Clear skies prevailed.


Bench Peak, seen from the shores of Bench Lake.

Looking north from Johnson Lake, just south of the Pass.


Maria Peak from Johnson Lake.

 
The trail could be described as 50/50: 50% fast, frozen hard pack; 50% other. Other consisted of freeze-thaw mud/slime, plexi-glass ice, hoar frost dirt (looks like its frozen but is actually crystallized and collapses like styrafoam), and a few wheel-swallowing muck holes that looked solid from above but were anything but that an inch or two below the surface. Going was slow, and I could not clean any of the technical sections. Vegetation was non-existent and the trail was dead quiet. I was glad I finally got to ride this section of trail, the only section of Kenai single track I had not yet ridden this year. It's a challenging, entirely different from the south end of the pass, and a place I wish I could ride more often, though the 6-foot+ tall stalks of cow parsnip reminded me of why spring and fall are the only times to come here.

Bridge, mountain, waterfall.



 
Cold and tired, I stopped into Cooper Landing for food, and carried on to Sterling to crash at the lodge for the night. After talking with Joe for a while on his efforts to retrieve his docks lost in the floods, I went to zonk out.
Nearly asleep, I started to notice my room was getting brighter and brighter. Light pollution is non-existent at camp, except for when ice-fogs set in, and then the ambiance id orange from sodium lights on the highway, not pale green as the rooms seemed to be.
I peered out the window and to the north the sky was alive.
I watched the aurora dance for a while before finally going outside and shivering for a bit. The show was awesome, but the pictures sucked. This was the best I got. Others are more talented in this arena than I: Time Lapse Video
 
 
 
Saturday I rode Crescent Lake Trail. Skies had turned gray. I put together a 1-minute video.
 

 
On the way to the Lake I passed only 2 people coming down from a night at the cabin. When I reached the little shelter smoke was still whisping from the stove pipe, and with feet cold from crossing icy streams, I helped myself to the residual warmth inside.

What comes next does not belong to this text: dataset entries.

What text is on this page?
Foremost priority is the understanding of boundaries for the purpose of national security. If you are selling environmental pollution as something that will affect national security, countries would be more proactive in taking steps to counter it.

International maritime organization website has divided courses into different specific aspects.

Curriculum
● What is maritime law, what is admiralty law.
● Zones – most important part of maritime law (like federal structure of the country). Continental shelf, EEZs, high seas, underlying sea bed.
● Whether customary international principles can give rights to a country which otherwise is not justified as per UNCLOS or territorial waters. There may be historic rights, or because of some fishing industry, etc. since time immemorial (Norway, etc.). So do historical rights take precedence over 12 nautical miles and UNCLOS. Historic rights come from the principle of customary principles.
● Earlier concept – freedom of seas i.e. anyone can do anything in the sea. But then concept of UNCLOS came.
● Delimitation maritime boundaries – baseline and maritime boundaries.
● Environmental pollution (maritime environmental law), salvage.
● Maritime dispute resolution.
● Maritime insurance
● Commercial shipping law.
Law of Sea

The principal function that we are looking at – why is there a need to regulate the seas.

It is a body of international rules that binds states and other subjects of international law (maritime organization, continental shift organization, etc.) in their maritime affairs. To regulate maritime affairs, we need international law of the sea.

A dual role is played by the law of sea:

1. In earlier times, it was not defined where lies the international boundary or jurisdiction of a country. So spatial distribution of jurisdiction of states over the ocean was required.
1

I spend a while there, enjoying the quiet, when I noticed it has started snowing outside, hard. The ride out was pretty. Big, fat flakes were falling hard, but only seemed able to make a dusting of a coating on a trail that was otherwise frozen hard. It was one of those rides that you know you're never going to forget.
 
Sunday morning I was up early to meet Adam. Earlier this fall I helped Adam put is duck hunting gear out on the Knik River just north of Anchorage. With winter moving in quick it was time to pull it, and a good tide early in the morning necessitated the dawn patrol. Fortunately quite a few others had similar ideas, and there was lots of help. Unfortunately, even though we had a pretty cool sunrise, my camera disliked the low light, so I have only a 10 second video.